Each mother and baby needs individual assessment in determining the best strategies to follow. Factors which should be considered include the size and storage capacity of the mother’s breasts, the baby’s behaviour at breast during a feeding, an analysis of the baby’s actual intake at each breast according to an accurate electronic scale, the baby’s growth along the weight curve in accordance with his length, and an assessment of the baby’s stools and urine output.

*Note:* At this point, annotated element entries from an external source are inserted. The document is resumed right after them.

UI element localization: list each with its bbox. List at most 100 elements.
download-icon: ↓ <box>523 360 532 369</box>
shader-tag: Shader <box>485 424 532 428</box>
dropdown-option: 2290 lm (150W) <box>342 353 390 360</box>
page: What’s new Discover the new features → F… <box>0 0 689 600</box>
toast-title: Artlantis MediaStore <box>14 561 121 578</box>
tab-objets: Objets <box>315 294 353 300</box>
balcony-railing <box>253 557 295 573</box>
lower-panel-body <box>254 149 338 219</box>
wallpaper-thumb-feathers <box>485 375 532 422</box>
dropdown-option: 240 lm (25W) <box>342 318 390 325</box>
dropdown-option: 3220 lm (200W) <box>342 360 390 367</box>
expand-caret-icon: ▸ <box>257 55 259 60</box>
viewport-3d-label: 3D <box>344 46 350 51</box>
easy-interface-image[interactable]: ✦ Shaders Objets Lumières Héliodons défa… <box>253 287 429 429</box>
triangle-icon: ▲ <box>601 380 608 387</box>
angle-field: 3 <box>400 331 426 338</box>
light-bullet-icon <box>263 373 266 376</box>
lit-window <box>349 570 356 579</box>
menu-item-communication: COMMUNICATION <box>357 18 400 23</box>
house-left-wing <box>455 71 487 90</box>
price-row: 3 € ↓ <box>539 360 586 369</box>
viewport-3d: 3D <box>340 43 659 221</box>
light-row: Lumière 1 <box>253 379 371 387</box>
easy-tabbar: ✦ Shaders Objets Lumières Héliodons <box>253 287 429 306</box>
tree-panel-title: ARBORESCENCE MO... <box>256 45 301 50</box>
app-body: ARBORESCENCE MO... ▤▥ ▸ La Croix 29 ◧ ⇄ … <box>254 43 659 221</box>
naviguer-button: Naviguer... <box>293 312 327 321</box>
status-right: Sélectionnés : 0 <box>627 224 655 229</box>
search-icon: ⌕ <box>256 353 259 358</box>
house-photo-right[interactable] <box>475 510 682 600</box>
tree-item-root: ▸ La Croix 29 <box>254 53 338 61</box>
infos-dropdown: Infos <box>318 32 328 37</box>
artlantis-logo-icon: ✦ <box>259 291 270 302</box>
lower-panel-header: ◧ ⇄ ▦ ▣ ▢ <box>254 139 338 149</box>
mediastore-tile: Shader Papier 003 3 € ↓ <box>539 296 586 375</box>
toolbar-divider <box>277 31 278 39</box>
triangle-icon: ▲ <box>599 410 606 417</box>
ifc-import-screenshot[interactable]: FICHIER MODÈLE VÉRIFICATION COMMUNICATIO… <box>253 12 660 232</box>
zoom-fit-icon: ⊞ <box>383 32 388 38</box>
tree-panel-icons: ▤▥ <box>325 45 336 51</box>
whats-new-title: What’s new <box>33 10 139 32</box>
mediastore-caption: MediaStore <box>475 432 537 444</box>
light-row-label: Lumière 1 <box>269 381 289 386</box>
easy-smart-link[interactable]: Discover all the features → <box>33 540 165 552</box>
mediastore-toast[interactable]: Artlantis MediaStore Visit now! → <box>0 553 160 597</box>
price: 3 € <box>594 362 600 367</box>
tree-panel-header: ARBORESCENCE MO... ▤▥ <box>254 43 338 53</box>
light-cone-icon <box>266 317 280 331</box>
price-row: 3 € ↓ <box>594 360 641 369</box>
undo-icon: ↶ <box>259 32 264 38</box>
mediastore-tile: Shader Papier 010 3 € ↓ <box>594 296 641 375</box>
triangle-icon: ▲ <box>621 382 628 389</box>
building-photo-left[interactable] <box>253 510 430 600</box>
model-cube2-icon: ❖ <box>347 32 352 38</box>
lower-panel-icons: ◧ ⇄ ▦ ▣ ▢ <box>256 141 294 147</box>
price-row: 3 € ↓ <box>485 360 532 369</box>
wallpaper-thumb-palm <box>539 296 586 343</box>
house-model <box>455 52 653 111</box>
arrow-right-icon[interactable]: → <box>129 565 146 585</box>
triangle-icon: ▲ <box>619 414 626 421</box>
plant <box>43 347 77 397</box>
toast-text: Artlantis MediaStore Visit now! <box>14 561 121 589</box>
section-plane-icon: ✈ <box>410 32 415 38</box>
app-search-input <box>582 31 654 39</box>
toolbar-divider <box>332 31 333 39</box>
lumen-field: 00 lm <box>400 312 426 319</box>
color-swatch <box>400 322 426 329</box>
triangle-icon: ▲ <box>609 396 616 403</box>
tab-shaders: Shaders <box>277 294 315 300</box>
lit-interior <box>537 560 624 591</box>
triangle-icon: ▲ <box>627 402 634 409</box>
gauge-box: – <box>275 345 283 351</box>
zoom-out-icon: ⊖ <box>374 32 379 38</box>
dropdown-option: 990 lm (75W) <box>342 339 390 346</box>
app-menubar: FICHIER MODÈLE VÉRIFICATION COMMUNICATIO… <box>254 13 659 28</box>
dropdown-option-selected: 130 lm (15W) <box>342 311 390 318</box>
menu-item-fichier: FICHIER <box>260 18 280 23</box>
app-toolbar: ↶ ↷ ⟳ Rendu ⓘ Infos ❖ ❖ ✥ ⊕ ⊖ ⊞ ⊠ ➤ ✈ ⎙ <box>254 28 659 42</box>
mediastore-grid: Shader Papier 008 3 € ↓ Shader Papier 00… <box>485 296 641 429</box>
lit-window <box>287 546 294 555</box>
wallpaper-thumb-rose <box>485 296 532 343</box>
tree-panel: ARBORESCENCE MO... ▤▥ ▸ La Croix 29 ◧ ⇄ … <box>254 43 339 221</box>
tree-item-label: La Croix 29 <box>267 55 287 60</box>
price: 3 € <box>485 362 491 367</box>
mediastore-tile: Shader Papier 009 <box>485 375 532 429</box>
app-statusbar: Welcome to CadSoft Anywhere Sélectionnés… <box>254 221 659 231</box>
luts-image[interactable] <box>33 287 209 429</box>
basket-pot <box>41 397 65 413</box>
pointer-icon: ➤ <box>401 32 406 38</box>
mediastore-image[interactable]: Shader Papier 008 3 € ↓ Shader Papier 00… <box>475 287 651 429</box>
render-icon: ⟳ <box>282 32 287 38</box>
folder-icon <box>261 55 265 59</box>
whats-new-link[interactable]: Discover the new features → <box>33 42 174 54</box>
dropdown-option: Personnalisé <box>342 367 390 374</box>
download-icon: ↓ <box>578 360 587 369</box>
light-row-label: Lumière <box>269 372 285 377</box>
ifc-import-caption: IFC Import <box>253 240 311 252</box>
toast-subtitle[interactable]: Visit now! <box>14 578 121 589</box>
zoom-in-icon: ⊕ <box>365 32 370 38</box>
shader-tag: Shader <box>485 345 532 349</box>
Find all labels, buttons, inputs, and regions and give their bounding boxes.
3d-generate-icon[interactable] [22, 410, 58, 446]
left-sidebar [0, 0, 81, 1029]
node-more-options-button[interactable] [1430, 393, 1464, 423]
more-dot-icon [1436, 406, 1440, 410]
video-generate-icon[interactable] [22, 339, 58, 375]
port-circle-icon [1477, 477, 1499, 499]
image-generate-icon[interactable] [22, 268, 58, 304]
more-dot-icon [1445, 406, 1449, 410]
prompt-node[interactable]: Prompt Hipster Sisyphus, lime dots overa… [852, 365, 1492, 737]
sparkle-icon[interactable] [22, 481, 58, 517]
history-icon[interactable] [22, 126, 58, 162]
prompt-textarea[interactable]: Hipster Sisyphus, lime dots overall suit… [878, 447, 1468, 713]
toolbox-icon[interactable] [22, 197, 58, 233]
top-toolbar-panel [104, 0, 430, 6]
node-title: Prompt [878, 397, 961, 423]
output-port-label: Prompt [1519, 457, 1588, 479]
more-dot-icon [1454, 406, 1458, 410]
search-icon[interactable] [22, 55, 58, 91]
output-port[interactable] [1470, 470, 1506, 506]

In summary, recommendations to mothers for managing an oversupply of milk should follow the baby’s feeding cues as much as possible. If it is apparent the baby will not take any milk from the second breast, feeding time on the first breast should be restricted to ensure some milk is removed from the second breast. Ideally, milk removal should be as equal as possible from both sides. Residual milk causing uncomfortable pressure in the breasts should be relieved with massage and as little milk expression as is necessary. The goal should be to establish a milk supply which is true to the baby’s needs while ensuring maternal satisfaction with breastfeeding. This will allow for optimal infant health during the period of exclusive breastfeeding in the first six months and provide the basis for mothers to be able to continue breastfeeding until the baby is at least two years old.